Do you have any favorite exercises or studies for developing technique and tone control on the piccolo?
   I’ve had to overcome many other problems, but I’ve been fortunate in that I never have trouble with facility. In that respect I’m probably not a good teacher for someone with a serious coordination problem, because I didn’t have that diffi­culty. I had to learn everything else. Practicing scales and arpeggios with the aid of the metronome builds technique on the piccolo just as on the flute. It’s easier to play fast on the piccolo. The instrument is smaller and the fingers and the keys don’t have to travel so far. Technique is not the hardest aspect of playing the piccolo. To develop tone control, I use the Trevor Wye tone book, Taffanel-Gaubert played in slow motion, crescendos and diminuendos, and I work a lot with a tuner. I also love to use the Ferling oboe studies, the first book of Genzmer’s Modern Etudes, and Andersen, Op. 33.

Which teachers influenced you the most?
   When I was in high school, I studied flute with James Pappoutsakis, who was the second flutist in the Boston Symphony. What a marvelous person and a beautiful flute player. He was the one major influence on my flute playing. I never took a piccolo lesson in my life. I listened, experimented, and learned on the job. It’s been said that the definition of a good musician is one who is a virtuoso listener.

You have been teaching at Baldwin-Wallace College since 1950. Have students changed over the years?
   They’re better today. The level of woodwind playing in the United States is the best in the world. Each year the new students are better trained and have better instruments. Attitudes have changed, too. Students are more practical, and they want to be marketable. If appropriate, I encourage a student to get a background in edu­cation, or perhaps major in the sciences.

Do you enjoy teaching?
  I thrive on it. I enjoy working with people who are serious and willing to work. I am basically a problem solver and have always been intrigued by why things happen. In teaching I have to come up with different explanations and solutions for different people. I enjoy a student who is serious, intelligent, has at least a modicum of talent, and lots of problems to solve. Intelligence is important: I have to be able to appeal to a student’s intellect in order for change to occur.

You use a lot of analogies in your teaching, don’t you?
   Oh, sure; I tell jokes and stories, too. Here is a point related to teaching: it takes only about five minutes for an orchestra to size up a guest con­ductor. Of the 15-20 categories we might put him in, the first question is whether he is mak­ing music with us or at us. So, when I teach, I try to make music with the student. Although I show him how to play I am also participating in the process. I don’t sit on a pedestal and dictate how it should be done.
   I also insist that my students keep notebooks. Years later many students tell me how they still refer to them for information. If I had a nickel for every word written in those notebooks, I’d be rich.

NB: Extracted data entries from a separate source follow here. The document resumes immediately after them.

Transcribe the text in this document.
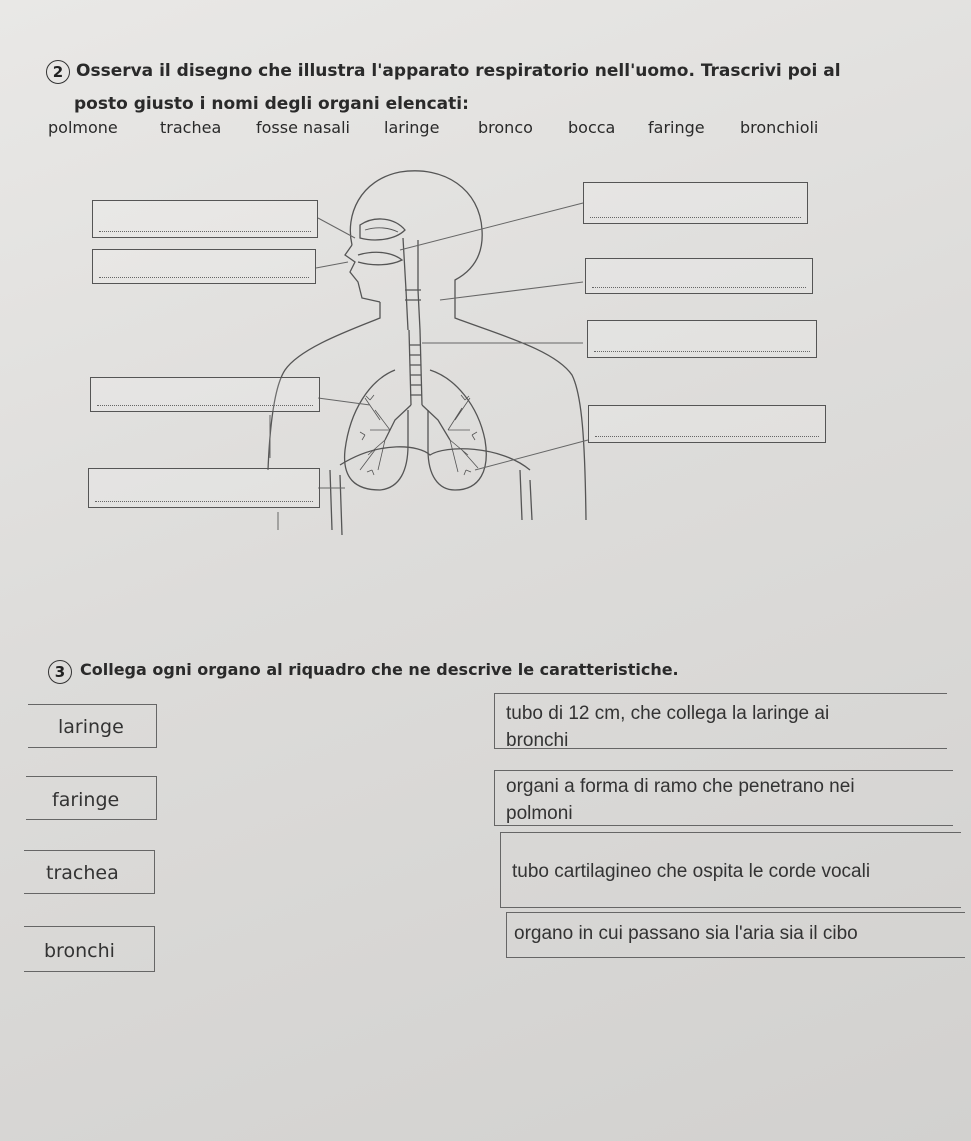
2 Osserva il disegno che illustra l'apparato respiratorio nell'uomo. Trascrivi poi al
posto giusto i nomi degli organi elencati:
polmone	trachea fosse nasali laringe bronco bocca faringe bronchioli
3 Collega ogni organo al riquadro che ne descrive le caratteristiche.
laringe
faringe
trachea
bronchi
tubo di 12 cm, che collega la laringe ai
bronchi
organi a forma di ramo che penetrano nei
polmoni
tubo cartilagineo che ospita le corde vocali
organo in cui passano sia l'aria sia il cibo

On the subject of orchestral playing, how do you view your role as a piccolo player?
   The piccolo is part of the flute section, of course, but most of the time it’s soloistic. Very little writing uses the piccolo either as a part of the flute section or as one voice in a chord that is supposed to blend. Most of the time the pic­colo is in a leadership role.

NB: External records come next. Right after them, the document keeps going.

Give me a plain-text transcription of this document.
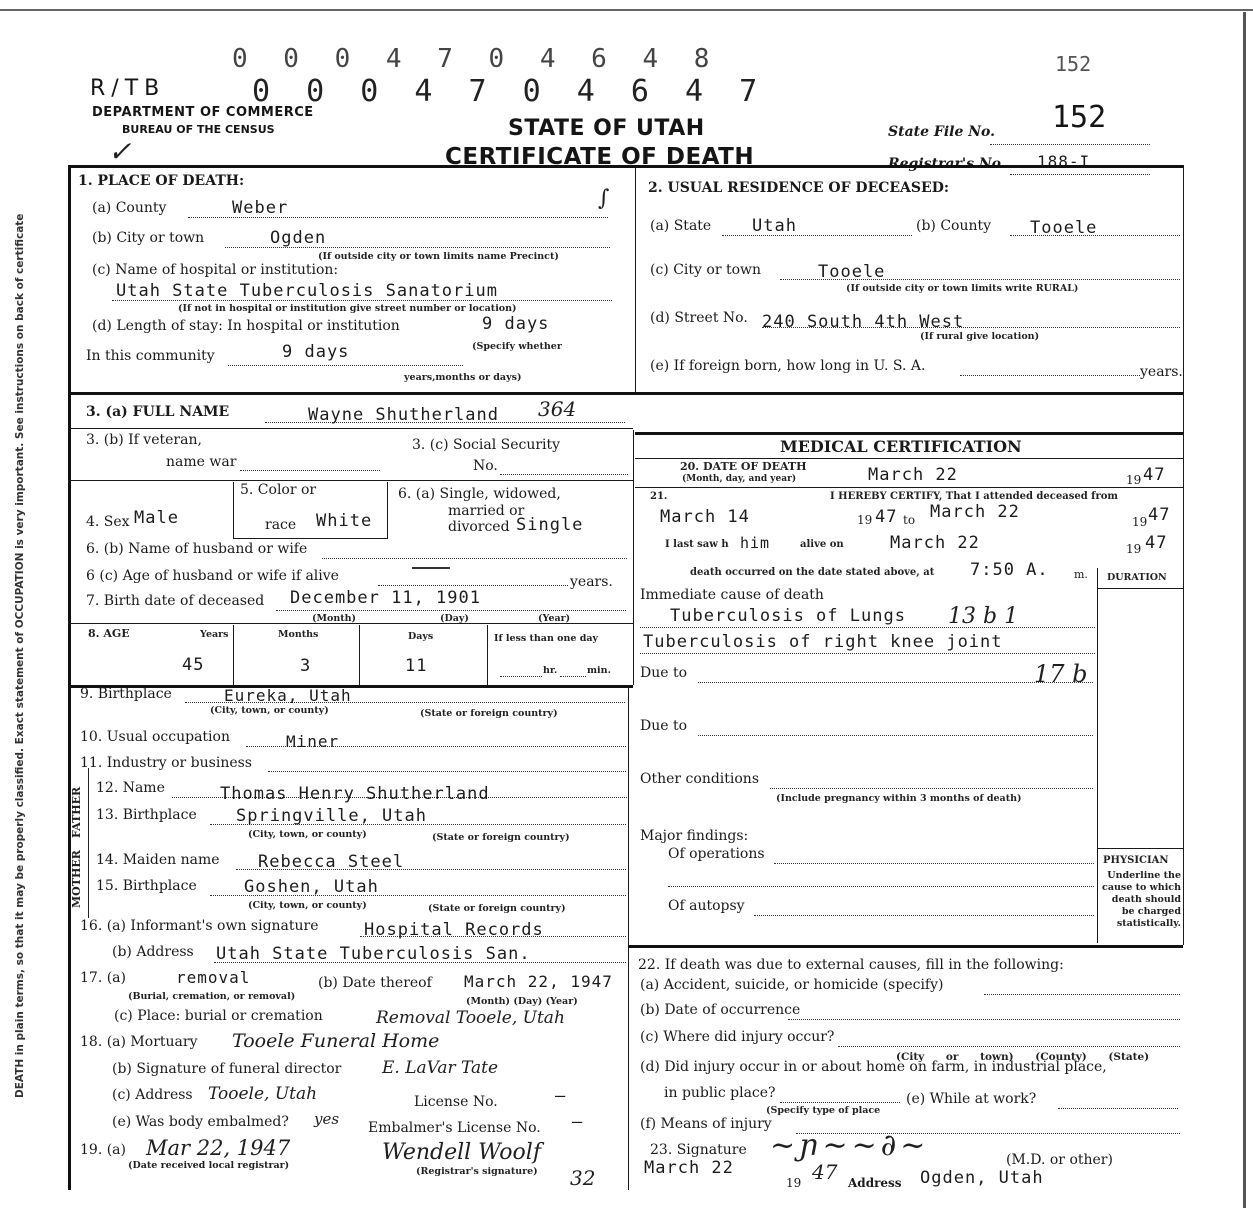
0 0 0 4 7 0 4 6 4 8	152
R/TB	0 0 0 4 7 0 4 6 4 7
DEPARTMENT OF COMMERCE
BUREAU OF THE CENSUS	STATE OF UTAH
CERTIFICATE OF DEATH
State File No. 152
Registrar's No. 188-I
✓
DEATH in plain terms, so that it may be properly classified. Exact statement of OCCUPATION is very important. See instructions on back of certificate
1. PLACE OF DEATH:
∫
(a) County	Weber
(b) City or town	Ogden
(If outside city or town limits name Precinct)
(c) Name of hospital or institution:
Utah State Tuberculosis Sanatorium
(If not in hospital or institution give street number or location)
(d) Length of stay: In hospital or institution	9 days
In this community	9 days	(Specify whether
years,months or days)
2. USUAL RESIDENCE OF DECEASED:
(a) State Utah	(b) County Tooele
(c) City or town	Tooele
(If outside city or town limits write RURAL)
(d) Street No. 240 South 4th West
(If rural give location)
(e) If foreign born, how long in U. S. A.	years.
3. (a) FULL NAME	Wayne Shutherland 364
3. (b) If veteran,
name war
3. (c) Social Security
No.
4. Sex Male
5. Color or
race White
6. (a) Single, widowed,
married or
divorced Single
6. (b) Name of husband or wife
6 (c) Age of husband or wife if alive	years.
7. Birth date of deceased December 11, 1901
(Month)	(Day)	(Year)
8. AGE	Years	Months	Days	If less than one day
45	3	11	hr.	min.
9. Birthplace	Eureka, Utah
(City, town, or county)	(State or foreign country)
10. Usual occupation	Miner
11. Industry or business
FATHER
MOTHER
12. Name	Thomas Henry Shutherland
13. Birthplace Springville, Utah
(City, town, or county)	(State or foreign country)
14. Maiden name Rebecca Steel
15. Birthplace	Goshen, Utah
(City, town, or county)	(State or foreign country)
16. (a) Informant's own signature	Hospital Records
(b) Address Utah State Tuberculosis San.
17. (a)	removal
(Burial, cremation, or removal)
(b) Date thereof March 22, 1947
(Month) (Day) (Year)
(c) Place: burial or cremation	Removal Tooele, Utah
18. (a) Mortuary Tooele Funeral Home
(b) Signature of funeral director E. LaVar Tate
(c) Address Tooele, Utah	License No.	—
(e) Was body embalmed? yes Embalmer's License No. —
19. (a) Mar 22, 1947
(Date received local registrar)
Wendell Woolf
(Registrar's signature) 32
MEDICAL CERTIFICATION
20. DATE OF DEATH
(Month, day, and year)	March 22	19 47
21.	I HEREBY CERTIFY, That I attended deceased from
March 14	19 47 to March 22	19 47
I last saw h him	alive on	March 22	19 47
death occurred on the date stated above, at 7:50 A. m. DURATION
Immediate cause of death
Tuberculosis of Lungs 13 b 1
Tuberculosis of right knee joint
Due to	17 b
Due to
Other conditions
(Include pregnancy within 3 months of death)
Major findings:
Of operations
Of autopsy
PHYSICIAN
Underline the cause to which death should be charged statistically.
22. If death was due to external causes, fill in the following:
(a) Accident, suicide, or homicide (specify)
(b) Date of occurrence
(c) Where did injury occur?
(City or town) (County) (State)
(d) Did injury occur in or about home on farm, in industrial place,
in public place?
(Specify type of place
(e) While at work?
(f) Means of injury
23. Signature ~ɲ∼~∂~	(M.D. or other)
March 22
19 47 Address Ogden, Utah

This is your 41st season with the great Cleveland Orchestra. Tell us about your audition for George Szell.
   I was finishing up at Juilliard and I saw the notice for the third flute/piccolo opening posted at the National Orchestral Association. At that time, just after World War II, few flutists were interested in playing piccolo. Szell came to New York to hear auditions, and there were six people trying out. There was no committee, just Szell and the manager. I had brought all my orchestral excerpt books. They were all copied by hand because there weren’t many published then. I had one Wagner book, one Strauss book, and one Shostakovich book. None of the other excerpts was published. I had written to George Madsen, the piccolo player in the Boston Symphony, and he sent me a list of what Szell would most likely ask for. I went to the library and copied them all by hand and then memorized them.
   At the audition, Szell asked me to play six times a few things including the Tchaikovsky Fourth, which he heard from six different places in the auditorium. Then he said, "Well, it looks like I don’t have anything to give you to sight read because you have all the solos in these books. Maybe I can find something." He opened his briefcase and took out an opera part to Die Walkure. It was the "Fire Music," which takes four players in the section to do, two flutes and two piccolos. In this edition, the two piccolo parts were combined, so there was no place to breathe. The separate parts were in my Wagner book. In the middle, Szell started to conduct. He slowed down and sped up, and I followed him closely.
Szell stopped and remarked to the manager, "I want this man." Then he questioned, "Oh, by the way, do you play flute?" I later learned that when given a choice as to which instrument the other auditioners preferred to play first, they had indicated the flute. I said, "This is a piccolo job, isn’t it? I’ll play piccolo." Szell never heard me play flute until after the audition. That was in May, 1947.

It turned into a steady job, 41 seasons. What are some of the highlights that come to mind?
   When you look at a painting on a wall, the whole work is in front of you. You see all of what the artist was trying to do. Unfortunately listening and performing music is not like that. Often you don’t appreciate a work until after it has gone by, unlike gazing right at a painting. There are many things that stand out. In 1965, the Cleveland Orchestra made a five-week tour of the Soviet Union. We were the first American orchestra to travel there. Before we left I spent a year and a half studying Russian. I took five copies each of the Griffes Poem and the Kennan Night Soliloquy to give to the principal flutists of the orchestras in the five cities we visited. When the orchestra travels abroad, I always try to go to conservatories and listen to lessons. I exchange music with other flutists and bring back recordings.
   Then there was the Szell era, 1946-70. He was a musical giant. Working for that guy was a tough job. He was a perfectionist and a disciplinarian. He would spend hours in a rehearsal discussing the length of a dot or dash, but the concerts were superb. After 25 years, his musicality filtered down to all the musicians in the orchestra. They assumed his approach to music making and passed it on to their pupils as well. Whether directly or indirectly, one man made such a difference.
   I wish everybody aspiring to be a professional musician could be as lucky as I have been. When I was young, I didn’t consider teaching; that was something to do when I got old. All I ever wanted to do was play in an orchestra, and that’s what I’ve been doing for over 40 years. Teaching talented young students started slowly in those early years and developed into an important aspect of my life.
   Doing what you like to do is one way to avoid ulcers. I also have a lot of irons in the fire besides music making to keep me happy, such as
my organic farming – but that’s another interview.

Editor’s Note: William Hebert died in San Diego, CA on June 18, 2017 at the age of 94.